Of course, with streaming you are renting your music. When you quit the service, your music is gone unless the service allows some downloads.
For many listeners, the best of both worlds is to use your large music collection and get it digitized on a hard disc for easy playback and cataloging. Sonos and Bluesound take care of this automatically when you add music. There are other devices that can manage a library, like iTunes or Roon.
Then, sign up for a high quality streaming service to augment your collection, making that infinitely large collection available in your home or even in your car through your smartphone.
Hi-Fi receivers have a pretty long life, but over time you might want more channels or more power. Bluetooth may be improved, but most manufacturers offer a firmware update for that.
Phones don’t last forever, and as you trade in, you’ll likely get better audio specs. Streaming devices like Sonos and Bluesound aggressively update their software, adding more streaming services, fixing bugs, and improving the audio quality. In total, you should get several years of pleasure out of your equipment. As new streaming services come online, it’s up to the device manufacturers to keep up. They’ll generally support the most popular services, but the dedicated streamers have a wide selection that will please most people.

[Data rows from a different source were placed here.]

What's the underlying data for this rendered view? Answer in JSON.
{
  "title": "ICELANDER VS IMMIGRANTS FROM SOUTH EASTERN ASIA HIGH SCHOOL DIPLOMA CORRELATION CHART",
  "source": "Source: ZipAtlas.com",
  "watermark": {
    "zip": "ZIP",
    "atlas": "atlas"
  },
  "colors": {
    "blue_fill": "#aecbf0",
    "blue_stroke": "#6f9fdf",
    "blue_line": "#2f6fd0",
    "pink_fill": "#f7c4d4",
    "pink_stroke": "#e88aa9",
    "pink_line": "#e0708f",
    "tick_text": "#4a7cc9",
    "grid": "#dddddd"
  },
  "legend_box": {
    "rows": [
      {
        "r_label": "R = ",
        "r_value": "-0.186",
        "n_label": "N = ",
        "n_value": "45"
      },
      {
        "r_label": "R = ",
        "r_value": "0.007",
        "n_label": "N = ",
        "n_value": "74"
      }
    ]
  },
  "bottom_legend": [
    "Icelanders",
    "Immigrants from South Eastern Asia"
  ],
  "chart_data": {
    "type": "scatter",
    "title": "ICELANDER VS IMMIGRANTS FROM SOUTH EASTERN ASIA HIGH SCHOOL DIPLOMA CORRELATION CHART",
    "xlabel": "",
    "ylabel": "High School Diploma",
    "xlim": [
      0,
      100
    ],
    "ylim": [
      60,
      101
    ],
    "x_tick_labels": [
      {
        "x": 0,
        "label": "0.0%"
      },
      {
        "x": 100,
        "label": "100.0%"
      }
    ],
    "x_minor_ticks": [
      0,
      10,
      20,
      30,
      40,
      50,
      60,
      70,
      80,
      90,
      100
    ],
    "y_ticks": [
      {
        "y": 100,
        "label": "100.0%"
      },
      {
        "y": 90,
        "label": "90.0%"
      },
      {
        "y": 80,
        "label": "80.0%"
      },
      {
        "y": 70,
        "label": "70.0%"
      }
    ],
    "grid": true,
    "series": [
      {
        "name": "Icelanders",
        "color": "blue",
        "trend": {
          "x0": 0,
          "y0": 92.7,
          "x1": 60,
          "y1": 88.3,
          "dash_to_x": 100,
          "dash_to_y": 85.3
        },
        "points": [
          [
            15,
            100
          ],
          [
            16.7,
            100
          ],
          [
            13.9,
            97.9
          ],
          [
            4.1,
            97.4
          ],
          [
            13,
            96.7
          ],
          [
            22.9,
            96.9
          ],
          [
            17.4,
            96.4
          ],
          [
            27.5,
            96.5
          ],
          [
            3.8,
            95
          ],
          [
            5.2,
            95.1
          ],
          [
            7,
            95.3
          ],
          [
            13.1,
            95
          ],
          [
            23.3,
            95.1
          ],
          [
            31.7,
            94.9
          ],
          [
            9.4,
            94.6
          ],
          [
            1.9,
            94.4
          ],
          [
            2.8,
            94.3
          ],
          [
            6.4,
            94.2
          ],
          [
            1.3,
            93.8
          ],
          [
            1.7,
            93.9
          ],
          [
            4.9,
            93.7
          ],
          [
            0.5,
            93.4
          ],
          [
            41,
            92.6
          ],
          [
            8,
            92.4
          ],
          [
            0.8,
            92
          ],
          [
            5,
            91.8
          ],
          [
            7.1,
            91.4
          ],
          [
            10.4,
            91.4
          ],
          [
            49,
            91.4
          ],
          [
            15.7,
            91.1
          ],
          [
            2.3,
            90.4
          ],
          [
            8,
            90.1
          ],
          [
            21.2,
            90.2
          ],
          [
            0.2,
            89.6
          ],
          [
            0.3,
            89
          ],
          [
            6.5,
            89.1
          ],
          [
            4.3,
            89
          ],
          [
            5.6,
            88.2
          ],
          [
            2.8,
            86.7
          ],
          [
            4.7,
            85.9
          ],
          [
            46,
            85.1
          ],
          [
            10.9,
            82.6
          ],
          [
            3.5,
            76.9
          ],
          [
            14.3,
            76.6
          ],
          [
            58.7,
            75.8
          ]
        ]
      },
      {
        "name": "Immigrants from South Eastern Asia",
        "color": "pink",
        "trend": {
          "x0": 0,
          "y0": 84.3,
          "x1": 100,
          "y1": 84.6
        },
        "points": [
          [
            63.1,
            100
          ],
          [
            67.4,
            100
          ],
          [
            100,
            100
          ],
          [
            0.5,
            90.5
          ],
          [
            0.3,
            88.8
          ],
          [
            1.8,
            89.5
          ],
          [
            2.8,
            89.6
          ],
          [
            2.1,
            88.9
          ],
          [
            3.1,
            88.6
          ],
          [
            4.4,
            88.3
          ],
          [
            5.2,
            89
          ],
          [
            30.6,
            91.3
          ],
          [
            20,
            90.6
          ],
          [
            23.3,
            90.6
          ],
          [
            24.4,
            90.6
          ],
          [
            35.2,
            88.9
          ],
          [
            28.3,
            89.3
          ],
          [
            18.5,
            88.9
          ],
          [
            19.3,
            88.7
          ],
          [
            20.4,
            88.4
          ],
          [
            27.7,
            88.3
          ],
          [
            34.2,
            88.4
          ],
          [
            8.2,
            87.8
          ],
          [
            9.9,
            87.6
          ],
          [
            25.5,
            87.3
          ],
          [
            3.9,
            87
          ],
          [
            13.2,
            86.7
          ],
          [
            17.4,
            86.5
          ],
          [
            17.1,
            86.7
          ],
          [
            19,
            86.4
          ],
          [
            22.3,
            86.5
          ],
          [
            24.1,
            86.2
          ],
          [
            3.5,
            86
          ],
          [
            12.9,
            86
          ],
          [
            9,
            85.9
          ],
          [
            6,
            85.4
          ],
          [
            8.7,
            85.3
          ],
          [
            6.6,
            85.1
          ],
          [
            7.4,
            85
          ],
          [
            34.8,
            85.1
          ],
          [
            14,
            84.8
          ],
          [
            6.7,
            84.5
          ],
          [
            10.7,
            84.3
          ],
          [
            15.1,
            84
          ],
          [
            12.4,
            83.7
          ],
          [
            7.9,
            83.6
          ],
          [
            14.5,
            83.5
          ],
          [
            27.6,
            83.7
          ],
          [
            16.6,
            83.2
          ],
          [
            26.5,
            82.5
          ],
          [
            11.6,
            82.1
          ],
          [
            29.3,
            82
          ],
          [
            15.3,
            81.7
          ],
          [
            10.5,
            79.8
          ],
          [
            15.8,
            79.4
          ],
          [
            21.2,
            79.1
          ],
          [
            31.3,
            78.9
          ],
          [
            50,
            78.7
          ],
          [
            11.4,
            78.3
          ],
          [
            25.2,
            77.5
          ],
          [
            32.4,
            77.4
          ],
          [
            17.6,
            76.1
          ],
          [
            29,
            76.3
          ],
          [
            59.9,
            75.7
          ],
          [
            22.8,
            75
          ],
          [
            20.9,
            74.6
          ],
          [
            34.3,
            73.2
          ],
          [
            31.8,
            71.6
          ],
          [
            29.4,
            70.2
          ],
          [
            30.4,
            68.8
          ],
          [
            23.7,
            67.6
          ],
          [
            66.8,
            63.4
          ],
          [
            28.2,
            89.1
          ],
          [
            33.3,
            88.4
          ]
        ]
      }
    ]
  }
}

Streaming is here, and it’s big business. Equipment manufacturers are rapidly adapting to it, and it’s popular with listeners. It’s still possible to get by with no streaming, but ultimately streaming can enhance your musical life.
However, to become completely dependent on it means you’ll have no musical collection of your own. When you disconnect, all your music is gone unless you were a collector before you began streaming. There’s something nice about owning your music. And there’s something nice about pulling new music out of thin air to listen whenever and wherever you want.